Por Isadora Godoy (Especial para o Correio ) — Santa Catarina iniciou o mês de outubro com fortes chuvas que provocaram estragos em diferentes cidades, como inundações e deslizamentos de terra. Para além disso, contudo, os temporais resultaram em um conflito de terra entre povos indígenas e o governo estadual. No último dia 8, autoridades do governo de Jorginho Mello (PL) fecharam as comportas da Barragem Norte, localizada na Terra Indígena Laklãno-Xokleng , na cidade de José Boiteux, região do Vale do Itajaí.
Em meio ao temporal e ao fechamento das comportas, o reservatório transbordou, o que provocou o alagamento do território indígena. Por meio das redes sociais, Jorginho Mello comunicou, no dia 7, sobre a ação, para "evitar uma tragédia ainda maior", segundo ele, visando a prevenção de enchentes para os municípios que são cortados pelo Rio Itajaí-Açu, como a cidade de Blumenau.
Pouco após o anúncio do governador, a Justiça Federal, a partir da decisão do juiz de plantão Vitor Hugo Anderle, autorizou o fechamento da barragem, contanto que o Estado adotasse medidas que garantissem a proteção e a providência para eliminar riscos para todos os envolvidos, como a disposição de equipe de atendimento de saúde em postos 24h e água potável para a aldeia indígena.
Uma indígena da comunidade, que pediu para não ser identificada, falou ao Correio , porém, que não houve comunicação com o povo Xokleng, além de ter ocorrido o descumprimento, por parte do governo estadual, dos acordos que já haviam sido estabelecidos com o cacique local.
"Já estava acordado que a Comunidade Xokleng não iria se opor às decisões tomadas para abrir ou para fechar as comportas, mas as decisões deveriam ser comunicadas. O fechamento foi realizado de maneira arbitrária, sem ter o nosso consentimento."
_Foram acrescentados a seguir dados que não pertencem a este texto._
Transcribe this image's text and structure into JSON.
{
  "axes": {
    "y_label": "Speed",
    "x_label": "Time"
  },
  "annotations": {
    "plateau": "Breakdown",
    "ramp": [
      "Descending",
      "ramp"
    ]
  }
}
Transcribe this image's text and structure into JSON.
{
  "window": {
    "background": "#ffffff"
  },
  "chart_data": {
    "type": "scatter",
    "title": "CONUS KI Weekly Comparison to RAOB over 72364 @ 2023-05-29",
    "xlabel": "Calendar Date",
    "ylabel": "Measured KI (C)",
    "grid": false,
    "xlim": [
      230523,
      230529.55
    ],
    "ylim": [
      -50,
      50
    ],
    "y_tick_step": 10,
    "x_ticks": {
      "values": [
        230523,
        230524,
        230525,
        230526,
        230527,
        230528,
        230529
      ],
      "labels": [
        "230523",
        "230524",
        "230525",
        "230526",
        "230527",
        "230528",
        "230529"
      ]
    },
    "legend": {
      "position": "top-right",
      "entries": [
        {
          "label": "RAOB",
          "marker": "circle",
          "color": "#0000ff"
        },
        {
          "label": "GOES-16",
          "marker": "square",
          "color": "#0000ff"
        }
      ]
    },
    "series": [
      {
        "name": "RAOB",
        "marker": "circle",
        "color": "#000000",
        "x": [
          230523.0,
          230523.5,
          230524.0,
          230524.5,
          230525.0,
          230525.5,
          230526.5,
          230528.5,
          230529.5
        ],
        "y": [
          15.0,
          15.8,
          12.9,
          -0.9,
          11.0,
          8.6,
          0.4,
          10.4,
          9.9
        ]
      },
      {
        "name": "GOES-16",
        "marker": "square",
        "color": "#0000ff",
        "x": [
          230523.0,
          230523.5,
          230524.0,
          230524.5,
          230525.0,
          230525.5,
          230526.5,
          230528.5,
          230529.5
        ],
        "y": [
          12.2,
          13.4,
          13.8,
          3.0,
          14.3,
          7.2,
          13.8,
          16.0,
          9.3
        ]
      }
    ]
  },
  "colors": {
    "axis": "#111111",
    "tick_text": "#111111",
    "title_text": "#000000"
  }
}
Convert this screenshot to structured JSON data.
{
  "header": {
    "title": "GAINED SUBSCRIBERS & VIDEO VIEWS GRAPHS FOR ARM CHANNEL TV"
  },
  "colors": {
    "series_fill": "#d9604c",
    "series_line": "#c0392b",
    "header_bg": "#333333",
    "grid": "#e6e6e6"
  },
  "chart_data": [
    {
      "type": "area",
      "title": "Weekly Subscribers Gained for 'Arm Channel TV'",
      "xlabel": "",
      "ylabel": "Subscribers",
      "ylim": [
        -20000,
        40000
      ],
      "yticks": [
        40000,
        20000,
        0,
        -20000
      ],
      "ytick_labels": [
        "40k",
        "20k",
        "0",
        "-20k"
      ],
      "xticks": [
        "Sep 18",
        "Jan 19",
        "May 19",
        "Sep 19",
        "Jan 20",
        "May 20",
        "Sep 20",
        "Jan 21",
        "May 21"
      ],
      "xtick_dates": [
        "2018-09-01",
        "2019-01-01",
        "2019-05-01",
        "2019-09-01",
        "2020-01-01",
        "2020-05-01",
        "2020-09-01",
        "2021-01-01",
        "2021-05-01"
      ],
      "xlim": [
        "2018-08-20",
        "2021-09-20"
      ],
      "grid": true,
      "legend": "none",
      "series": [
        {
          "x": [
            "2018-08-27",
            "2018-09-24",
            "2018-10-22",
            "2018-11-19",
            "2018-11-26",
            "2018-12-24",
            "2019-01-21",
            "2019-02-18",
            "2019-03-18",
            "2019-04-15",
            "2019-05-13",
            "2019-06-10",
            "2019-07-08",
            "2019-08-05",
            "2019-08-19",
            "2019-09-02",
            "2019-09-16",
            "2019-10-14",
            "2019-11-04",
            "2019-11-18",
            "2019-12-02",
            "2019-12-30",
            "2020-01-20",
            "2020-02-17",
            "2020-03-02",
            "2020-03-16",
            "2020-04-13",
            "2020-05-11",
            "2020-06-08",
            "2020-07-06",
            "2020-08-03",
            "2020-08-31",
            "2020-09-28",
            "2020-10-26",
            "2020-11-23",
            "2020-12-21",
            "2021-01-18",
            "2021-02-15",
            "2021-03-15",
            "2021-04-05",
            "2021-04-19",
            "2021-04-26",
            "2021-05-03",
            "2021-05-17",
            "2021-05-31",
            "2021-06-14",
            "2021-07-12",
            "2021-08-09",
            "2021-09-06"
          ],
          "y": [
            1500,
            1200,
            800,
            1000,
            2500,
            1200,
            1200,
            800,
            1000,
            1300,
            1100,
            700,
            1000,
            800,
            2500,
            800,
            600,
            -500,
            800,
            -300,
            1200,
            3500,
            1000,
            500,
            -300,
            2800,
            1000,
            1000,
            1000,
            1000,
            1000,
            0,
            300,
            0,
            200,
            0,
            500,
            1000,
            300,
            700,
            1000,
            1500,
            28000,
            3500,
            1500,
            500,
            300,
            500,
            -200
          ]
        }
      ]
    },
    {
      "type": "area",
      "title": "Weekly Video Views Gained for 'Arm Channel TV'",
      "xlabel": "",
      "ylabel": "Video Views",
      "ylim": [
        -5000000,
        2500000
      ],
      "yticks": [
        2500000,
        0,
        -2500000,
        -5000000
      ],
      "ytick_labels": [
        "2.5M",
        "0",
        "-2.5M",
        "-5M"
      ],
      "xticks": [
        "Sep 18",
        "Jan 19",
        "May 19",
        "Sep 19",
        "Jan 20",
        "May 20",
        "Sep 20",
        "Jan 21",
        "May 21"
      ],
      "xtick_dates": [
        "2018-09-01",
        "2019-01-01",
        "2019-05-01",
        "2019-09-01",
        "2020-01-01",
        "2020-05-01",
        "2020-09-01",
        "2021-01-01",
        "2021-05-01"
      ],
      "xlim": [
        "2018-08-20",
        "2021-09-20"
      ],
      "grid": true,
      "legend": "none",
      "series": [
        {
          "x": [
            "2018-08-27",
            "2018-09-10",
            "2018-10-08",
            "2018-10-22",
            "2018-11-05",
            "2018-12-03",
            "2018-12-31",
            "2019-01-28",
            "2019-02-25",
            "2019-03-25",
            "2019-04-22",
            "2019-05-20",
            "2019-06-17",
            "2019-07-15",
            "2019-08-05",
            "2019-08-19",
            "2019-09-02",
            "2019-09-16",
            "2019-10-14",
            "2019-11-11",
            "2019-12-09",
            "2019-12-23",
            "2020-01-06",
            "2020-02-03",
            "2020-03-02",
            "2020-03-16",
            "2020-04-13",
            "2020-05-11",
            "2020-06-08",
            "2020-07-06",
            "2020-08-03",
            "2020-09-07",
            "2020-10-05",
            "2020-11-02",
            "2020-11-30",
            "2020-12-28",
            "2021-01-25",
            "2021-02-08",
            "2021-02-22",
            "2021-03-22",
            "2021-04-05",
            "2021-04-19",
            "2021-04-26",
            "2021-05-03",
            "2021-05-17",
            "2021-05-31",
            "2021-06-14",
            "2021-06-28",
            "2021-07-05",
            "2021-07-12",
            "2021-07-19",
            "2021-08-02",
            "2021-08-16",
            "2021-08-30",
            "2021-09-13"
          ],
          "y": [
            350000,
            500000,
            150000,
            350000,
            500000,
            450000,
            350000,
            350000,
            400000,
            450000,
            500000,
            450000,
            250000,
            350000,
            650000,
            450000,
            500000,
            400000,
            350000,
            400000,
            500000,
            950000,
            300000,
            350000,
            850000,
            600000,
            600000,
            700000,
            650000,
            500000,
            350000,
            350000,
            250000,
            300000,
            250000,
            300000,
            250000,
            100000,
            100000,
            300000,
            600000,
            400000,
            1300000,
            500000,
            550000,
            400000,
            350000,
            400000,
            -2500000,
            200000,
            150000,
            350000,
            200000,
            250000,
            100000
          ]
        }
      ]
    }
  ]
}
Crise humanitária e sanitária
A indígena afirmou, ainda, que, em 8 de outubro, no dia em que a Barragem Norte foi fechada, a Polícia Militar do estado entrou na TI para intimidar a comunidade, além de ter tido uma abordagem truculenta e violenta. Segundo ela, a polícia fez uso de spray de pimenta, gás lacrimogêneo, bala de borracha, e até disparo de arma de fogo, que atingiu o ombro de um indígena, onde ainda encontra-se o projétil, denunciou.
Além disso, contou, o governo de Santa Catarina tampouco cumpriu com a decisão da Justiça Federal, ao não prover a assistência necessária frente às fortes chuvas e ao alagamento das aldeias. "Estamos vivendo uma crise humanitária e sanitária. Não temos água potável, nem qualquer assistência médica, ou meios para o acesso aos médicos. Fomos abandonados pelo Estado, temos famílias desabrigadas e ilhadas."
"Alguns indígenas deixaram suas terras, com receio de suas casas ficarem submersas, indo para regiões da comunidade que estão em uma área de menor risco, não apenas para a proteção, mas como resistência contra o governo", acrescentou a fonte.
Entre os dias 13 e 14 de outubro, pela primeira vez na história da Barragem Norte, o reservatório atingiu a sua capacidade e começou a verter, que é o acontece quando a água passa por cima da estrutura chamada de vertedouro.
Em razão disso, no dia 15, um domingo, foi iniciada a abertura das comportas do reservatório, mas apenas uma delas conseguiu ser aberta em sua totalidade, enquanto a segunda apresentou uma dificuldade técnica, postergando a operação.
Nesse mesmo dia, ainda pela manhã, a comunidade de Xokleng foi surpreendida mais uma vez pela presença da Polícia militar nas terras indígenas, com o envio de viaturas e um helicóptero. Segundo a indígena, foi mais uma tentativa de intimidação e controle.
Perguntada sobre o Ministério dos Povos Indígenas, ela comentou que estão "prestando assistência, com a doação de alimentos e medicamentos, além de estarem dialogando para que acordos sejam estabelecidos e cumpridos". Entramos em contato com a pasta, e foram enviados apenas documentos e notícias sobre os reforços enviados para Santa Catarina para a ajuda humanitária emergencial às vítimas das inundações.
Foram realizadas, também, diversas tentativas de contato tanto com o governo de Santa Catarina quanto com a Defesa Civil, mas, até a publicação desta nota, o Correio não obteve resposta em relação às medidas adotadas pelo estado para o cuidado e proteção dos povos indígenas, acometidos pelos alagamentos frente ao fechamento da Barragem Norte.